Es ist ein Achtungserfolg für das Wiener Startup GoFoxBox. Der Bau-Konzern Strabag von Hans Peter Haselsteiner nutzte das Service – mietbare Kunststoff-Umszugskisten – für seinen Umzug. Im ersten Quartal 2018 wurden nach Angaben des Startups 350 Boxen für den Umzug in die konzerneigene Immobilie Techgate und weitere 200 Boxen für eine interne Übersiedelung genutzt. Die Strabag sei mit diesem „Großauftrag“ der bisher größte Kunde des Startups, heißt es in einer Aussendung.
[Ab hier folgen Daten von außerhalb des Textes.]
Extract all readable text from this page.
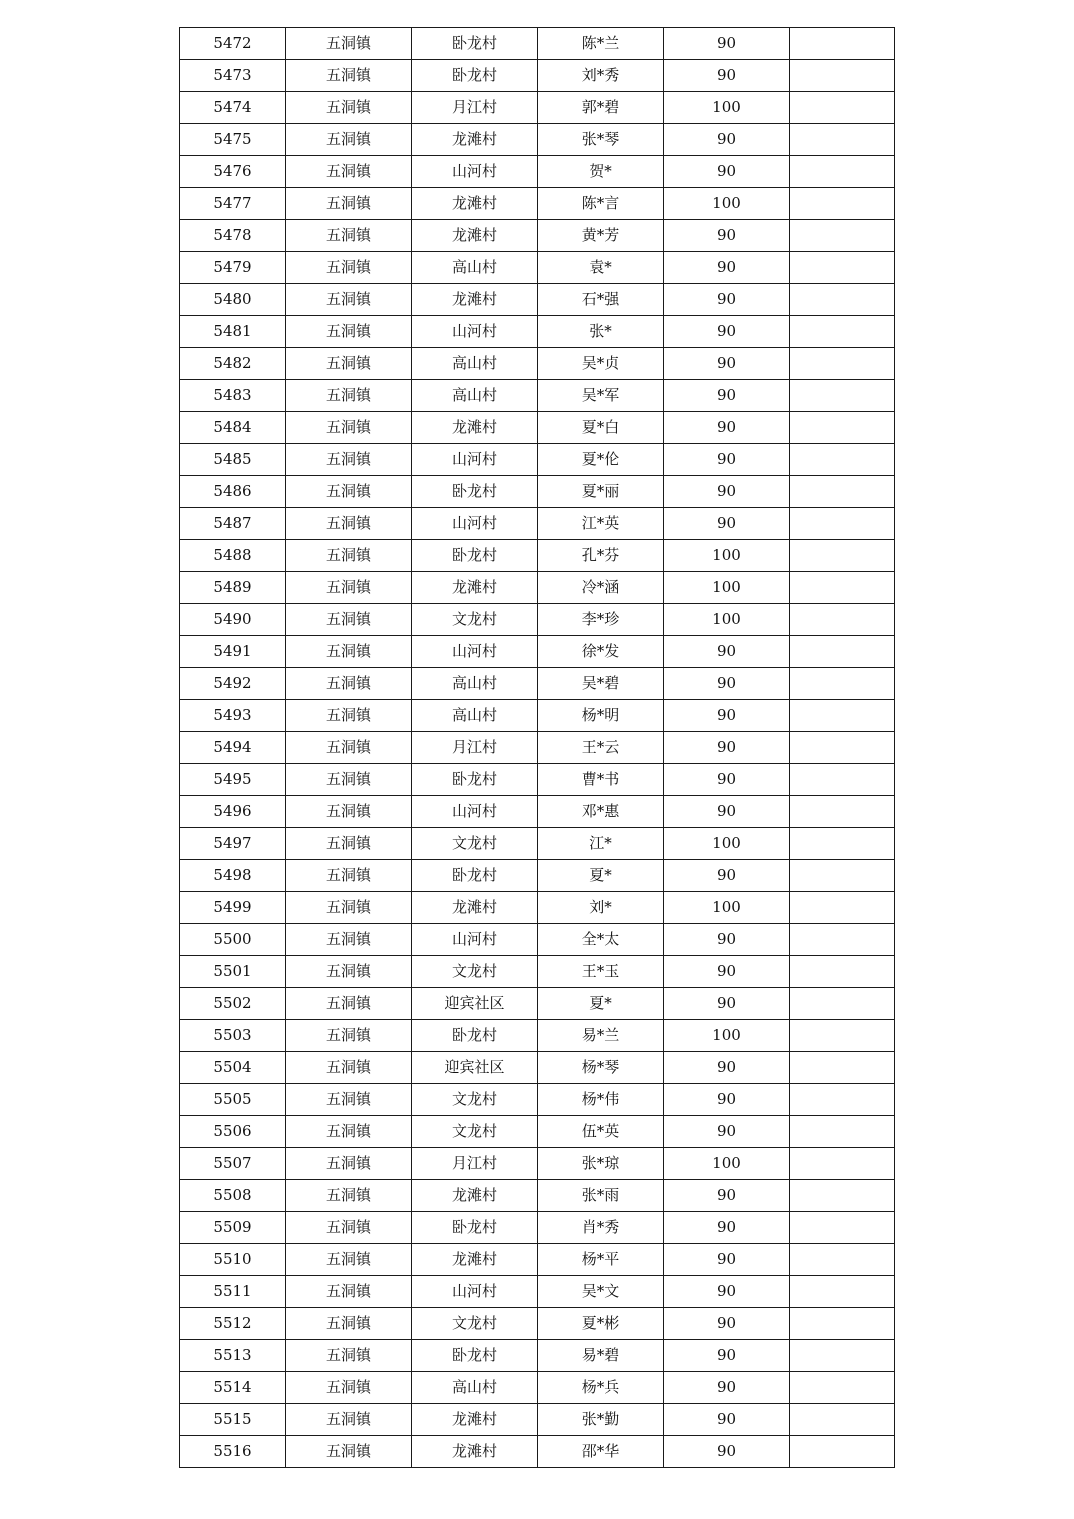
5472	五洞镇	卧龙村	陈*兰	90	
5473	五洞镇	卧龙村	刘*秀	90	
5474	五洞镇	月江村	郭*碧	100	
5475	五洞镇	龙滩村	张*琴	90	
5476	五洞镇	山河村	贺*	90	
5477	五洞镇	龙滩村	陈*言	100	
5478	五洞镇	龙滩村	黄*芳	90	
5479	五洞镇	高山村	袁*	90	
5480	五洞镇	龙滩村	石*强	90	
5481	五洞镇	山河村	张*	90	
5482	五洞镇	高山村	吴*贞	90	
5483	五洞镇	高山村	吴*军	90	
5484	五洞镇	龙滩村	夏*白	90	
5485	五洞镇	山河村	夏*伦	90	
5486	五洞镇	卧龙村	夏*丽	90	
5487	五洞镇	山河村	江*英	90	
5488	五洞镇	卧龙村	孔*芬	100	
5489	五洞镇	龙滩村	冷*涵	100	
5490	五洞镇	文龙村	李*珍	100	
5491	五洞镇	山河村	徐*发	90	
5492	五洞镇	高山村	吴*碧	90	
5493	五洞镇	高山村	杨*明	90	
5494	五洞镇	月江村	王*云	90	
5495	五洞镇	卧龙村	曹*书	90	
5496	五洞镇	山河村	邓*惠	90	
5497	五洞镇	文龙村	江*	100	
5498	五洞镇	卧龙村	夏*	90	
5499	五洞镇	龙滩村	刘*	100	
5500	五洞镇	山河村	全*太	90	
5501	五洞镇	文龙村	王*玉	90	
5502	五洞镇	迎宾社区	夏*	90	
5503	五洞镇	卧龙村	易*兰	100	
5504	五洞镇	迎宾社区	杨*琴	90	
5505	五洞镇	文龙村	杨*伟	90	
5506	五洞镇	文龙村	伍*英	90	
5507	五洞镇	月江村	张*琼	100	
5508	五洞镇	龙滩村	张*雨	90	
5509	五洞镇	卧龙村	肖*秀	90	
5510	五洞镇	龙滩村	杨*平	90	
5511	五洞镇	山河村	吴*文	90	
5512	五洞镇	文龙村	夏*彬	90	
5513	五洞镇	卧龙村	易*碧	90	
5514	五洞镇	高山村	杨*兵	90	
5515	五洞镇	龙滩村	张*勤	90	
5516	五洞镇	龙滩村	邵*华	90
+++ Archiv: Wiener Startup hilft beim Umzug +++

„Aus rationaler Sicht gibt es nichts, was für Kartons spricht“

„Übersiedelungskartons werden durchschnittlich nur zwei Mal verwendet. Ihre Herstellung und ihr Recycling sind ökologisch bedenklich, weil Ressourcen wie Holz und Wasser in hohem Maß verbraucht werden“, sagt Gründer Ferdinand Schönburg. Die FoxBox könne hingegen mehr als 500 Mal genutzt werden. Zudem könne sie mit Vorhängeschlössern oder Kabelbindern abgeschlossen werden. Der Founder trägt dick auf: „Aus rationaler Sicht gibt es einfach nichts, was dafür spricht, mit gekauften Kartons zu übersiedeln. Es hat nur Nachteile gegenüber der Miete von Kunststoffboxen“. Schönburg ist daher denkbar optimistisch, was sein Konzept anbelangt: „In naher Zukunft wird Übersiedeln mit gekauften Kartonkisten genauso althergebracht erscheinen, wie heute Heizen mit Holz“.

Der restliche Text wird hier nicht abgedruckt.